## Overview

We furthermore provide with the data also a benchmark suite covering different aspects of semantic scene understanding at different levels of granularity. To ensure unbiased evaluation of these tasks, we follow the common best practice to use a server-side evaluation of the test set results, which enables us to keep the test set labels private.

Test set evaluation is performed using CodaLab competitions. For each task, we setup a competition handling the submissions and scoring them using the non-public labels for the test set sequences. See the individual competition websites for further details on the participation process. Here, we will only provide a short task description and the leaderboards.

## Semantic Segmentation

See our competition website for more information on the competition and submission process.

Tasks. In semantic segmentation of point clouds, we want to infer the label of each three-dimensional point. Therefore, the input to all evaluated methods is a list of coordinates of the three-dimensional points along with their remission, i.e., the strength of the reflected laser beam which depends on the properties of the surface that was hit. Each method should then output a label for each point of a scan, i.e., one full turn of the rotating LiDAR sensor.

We evaluate two settings for this tasks: methods using a single scan as input and methods using multiple scans as input. With single scan evaluation, we don't distinguish between moving and non-moving objects, i.e., moving and non-moving are mapped to a single class. With multiple scan evaluation, we distinguish between moving and non-moving, which makes the task harder, since the method has to decide if something is dynamic.

Metric. We use mean Jaccard or so-called intersection-over-union (mIoU) over all classes, i.e., $$\frac{1}{C} \sum^C_{c=1} \frac{TP_c}{TP_c + FP_c + FN_c},$$ where $TP_c$ , $FP_c$ , and $FN_c$ correspond to the number of true positive, false positive, and false negative predictions for class $c$, and $C$ is the number of classes.
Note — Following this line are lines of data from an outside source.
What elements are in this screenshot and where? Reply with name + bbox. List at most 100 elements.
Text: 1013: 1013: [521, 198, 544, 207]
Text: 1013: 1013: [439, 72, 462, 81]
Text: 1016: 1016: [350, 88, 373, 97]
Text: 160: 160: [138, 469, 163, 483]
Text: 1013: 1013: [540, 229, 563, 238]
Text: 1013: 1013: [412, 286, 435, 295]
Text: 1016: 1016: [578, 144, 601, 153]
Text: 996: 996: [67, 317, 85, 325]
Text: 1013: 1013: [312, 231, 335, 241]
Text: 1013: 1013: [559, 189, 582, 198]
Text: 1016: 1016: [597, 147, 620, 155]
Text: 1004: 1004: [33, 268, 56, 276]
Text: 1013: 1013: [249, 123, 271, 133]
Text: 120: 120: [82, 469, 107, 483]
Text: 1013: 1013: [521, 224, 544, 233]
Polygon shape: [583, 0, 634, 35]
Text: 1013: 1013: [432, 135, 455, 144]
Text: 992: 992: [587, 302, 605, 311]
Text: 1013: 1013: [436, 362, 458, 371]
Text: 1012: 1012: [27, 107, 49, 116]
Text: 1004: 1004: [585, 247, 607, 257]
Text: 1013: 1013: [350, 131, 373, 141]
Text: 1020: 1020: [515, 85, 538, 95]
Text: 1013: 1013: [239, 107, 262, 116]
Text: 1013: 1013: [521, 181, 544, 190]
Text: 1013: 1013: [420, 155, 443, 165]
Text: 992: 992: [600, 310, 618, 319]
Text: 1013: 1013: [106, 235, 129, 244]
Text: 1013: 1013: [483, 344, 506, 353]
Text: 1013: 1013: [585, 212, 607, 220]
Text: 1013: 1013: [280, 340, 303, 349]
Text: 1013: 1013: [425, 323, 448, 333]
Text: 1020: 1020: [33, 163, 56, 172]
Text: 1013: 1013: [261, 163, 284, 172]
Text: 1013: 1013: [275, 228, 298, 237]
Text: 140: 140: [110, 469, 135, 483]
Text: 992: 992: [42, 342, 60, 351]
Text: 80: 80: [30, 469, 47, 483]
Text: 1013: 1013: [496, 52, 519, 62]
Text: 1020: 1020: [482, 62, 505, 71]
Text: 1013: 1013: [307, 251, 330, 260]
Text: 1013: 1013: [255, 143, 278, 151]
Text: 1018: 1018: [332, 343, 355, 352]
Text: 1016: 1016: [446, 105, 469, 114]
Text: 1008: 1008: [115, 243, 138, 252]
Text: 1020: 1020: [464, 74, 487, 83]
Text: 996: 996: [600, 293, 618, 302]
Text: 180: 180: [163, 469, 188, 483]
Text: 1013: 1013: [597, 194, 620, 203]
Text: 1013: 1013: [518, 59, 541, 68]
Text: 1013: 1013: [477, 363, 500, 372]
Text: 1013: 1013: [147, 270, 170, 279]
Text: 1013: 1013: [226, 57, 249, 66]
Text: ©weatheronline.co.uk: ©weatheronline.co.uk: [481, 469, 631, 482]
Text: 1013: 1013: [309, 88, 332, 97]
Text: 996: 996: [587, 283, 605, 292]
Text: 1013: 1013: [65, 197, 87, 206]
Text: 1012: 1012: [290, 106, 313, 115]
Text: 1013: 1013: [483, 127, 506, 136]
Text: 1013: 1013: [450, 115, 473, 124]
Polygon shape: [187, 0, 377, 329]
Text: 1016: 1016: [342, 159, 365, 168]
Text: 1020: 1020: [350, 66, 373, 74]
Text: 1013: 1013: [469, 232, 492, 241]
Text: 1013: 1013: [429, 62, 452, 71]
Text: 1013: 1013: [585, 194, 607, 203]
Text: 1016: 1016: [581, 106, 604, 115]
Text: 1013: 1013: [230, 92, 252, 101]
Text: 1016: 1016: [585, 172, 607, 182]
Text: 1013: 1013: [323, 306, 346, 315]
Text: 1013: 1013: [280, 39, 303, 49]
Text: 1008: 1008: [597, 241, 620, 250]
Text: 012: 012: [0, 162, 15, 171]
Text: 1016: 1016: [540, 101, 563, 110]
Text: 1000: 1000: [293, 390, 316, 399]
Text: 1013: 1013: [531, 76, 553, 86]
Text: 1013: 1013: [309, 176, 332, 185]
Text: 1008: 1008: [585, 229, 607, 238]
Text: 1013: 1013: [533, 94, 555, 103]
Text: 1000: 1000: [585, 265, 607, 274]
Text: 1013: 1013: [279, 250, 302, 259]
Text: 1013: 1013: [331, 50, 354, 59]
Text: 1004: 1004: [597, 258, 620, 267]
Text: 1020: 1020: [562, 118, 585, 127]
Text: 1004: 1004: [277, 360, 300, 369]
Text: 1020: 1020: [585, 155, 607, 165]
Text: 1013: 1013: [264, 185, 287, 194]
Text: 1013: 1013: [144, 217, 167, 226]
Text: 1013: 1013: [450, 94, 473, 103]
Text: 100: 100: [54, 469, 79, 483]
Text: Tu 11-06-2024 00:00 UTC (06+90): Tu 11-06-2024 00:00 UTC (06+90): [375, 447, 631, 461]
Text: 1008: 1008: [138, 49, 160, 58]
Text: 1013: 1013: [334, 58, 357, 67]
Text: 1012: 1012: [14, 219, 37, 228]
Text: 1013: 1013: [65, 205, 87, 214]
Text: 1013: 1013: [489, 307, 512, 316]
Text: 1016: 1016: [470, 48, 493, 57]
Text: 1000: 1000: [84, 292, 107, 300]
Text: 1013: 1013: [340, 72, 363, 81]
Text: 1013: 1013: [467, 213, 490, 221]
Leaderboard. Following leaderboard contains only published approaches, where we at least can provide an arXiv link. (Last updated: .)

## Panoptic Segmentation

See our competition website for more information on the competition and submission process.

Tasks. In panoptic segmentation of point clouds, we want to infer the label of each three-dimensional point and the instance of so-called thing classes. Therefore, the input to all evaluated methods is a list of coordinates of the three-dimensional points along with their remission, i.e., the strength of the reflected laser beam which depends on the properties of the surface that was hit. Each method should then output a label for each point of a scan, i.e., one full turn of the rotating LiDAR sensor.
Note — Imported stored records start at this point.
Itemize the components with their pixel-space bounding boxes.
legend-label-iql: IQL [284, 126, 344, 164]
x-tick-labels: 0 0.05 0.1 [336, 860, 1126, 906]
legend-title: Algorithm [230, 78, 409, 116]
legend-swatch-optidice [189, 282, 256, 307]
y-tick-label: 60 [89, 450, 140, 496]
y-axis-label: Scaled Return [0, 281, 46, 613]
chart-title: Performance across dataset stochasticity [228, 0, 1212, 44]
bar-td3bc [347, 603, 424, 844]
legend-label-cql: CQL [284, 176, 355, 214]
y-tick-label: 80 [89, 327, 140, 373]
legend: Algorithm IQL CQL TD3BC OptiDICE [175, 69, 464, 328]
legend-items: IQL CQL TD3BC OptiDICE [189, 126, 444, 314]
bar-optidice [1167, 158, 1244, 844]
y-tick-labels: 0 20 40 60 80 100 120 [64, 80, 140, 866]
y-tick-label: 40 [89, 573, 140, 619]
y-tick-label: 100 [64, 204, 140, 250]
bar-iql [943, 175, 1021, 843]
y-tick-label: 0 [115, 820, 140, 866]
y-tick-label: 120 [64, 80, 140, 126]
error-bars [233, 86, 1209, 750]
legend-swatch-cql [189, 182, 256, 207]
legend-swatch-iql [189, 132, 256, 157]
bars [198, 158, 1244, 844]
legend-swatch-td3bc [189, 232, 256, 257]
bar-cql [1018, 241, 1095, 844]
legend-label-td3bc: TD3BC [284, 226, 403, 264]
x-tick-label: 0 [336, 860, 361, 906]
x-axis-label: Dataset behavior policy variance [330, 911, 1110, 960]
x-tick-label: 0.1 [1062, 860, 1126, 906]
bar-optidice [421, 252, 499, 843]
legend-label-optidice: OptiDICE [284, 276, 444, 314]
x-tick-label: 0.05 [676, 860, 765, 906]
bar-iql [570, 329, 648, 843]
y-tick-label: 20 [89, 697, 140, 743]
Metric. We use the panoptic quality (PQ) proposed by Kirillov et al. defined by $$\frac{1}{C} \sum^C_{c=1} \frac{ \sum_{(\mathcal{S}, \hat{\mathcal{S}}) \in \text{TP}_c} \text{IoU}(\mathcal{S}, \hat{\mathcal{S}})}{|\text{TP}_c| + \frac{1}{2}|\text{FP}_c| + \frac{1}{2}|\text{FN}_c|}$$ where $TP_c$ , $FP_c$ , and $FN_c$ correspond to the set of true positive, false positive, and false negative matches for class $c$, and $C$ is the number of classes. A match between segments is a true positive if their IoU (intersection-over-union) is larger than 0.5. To account for segments of stuff classes that have multiple connected components, Porzi et al. proposed a modified metric PQ$^\dagger$ that uses just the IoU for stuff classes without distinguishing between different segments.

Leaderboard. Following leaderboard contains only published approaches, where we at least can provide an arXiv link. (Last updated: April 1st, 2020.)

## Semantic Scene Completion

See our competition website for more information on the competition and submission process.

Task. In semantic scene completion, we are interested in predicting the complete scene inside a certain volume from a single initial scan. More specifically, we use as input a voxel grid, where each voxel is marked as empty or occupied, depending on whether or not it contains a laser measurement. For semantic scene completion, one needs to predict whether a voxel is occupied and its semantic label in the completed scene.

Metric. For evaluation, we follow the evaluation protocol of Song et al. and compute the Intersection-over-Union (IoU) for the task of scene completion, which only classifies a voxel as being occupied or empty, i.e., ignoring the semantic label, as well as mIoU for the task of semantic scene completion over the same 19 classes that were used for the single scan semantic segmentation task.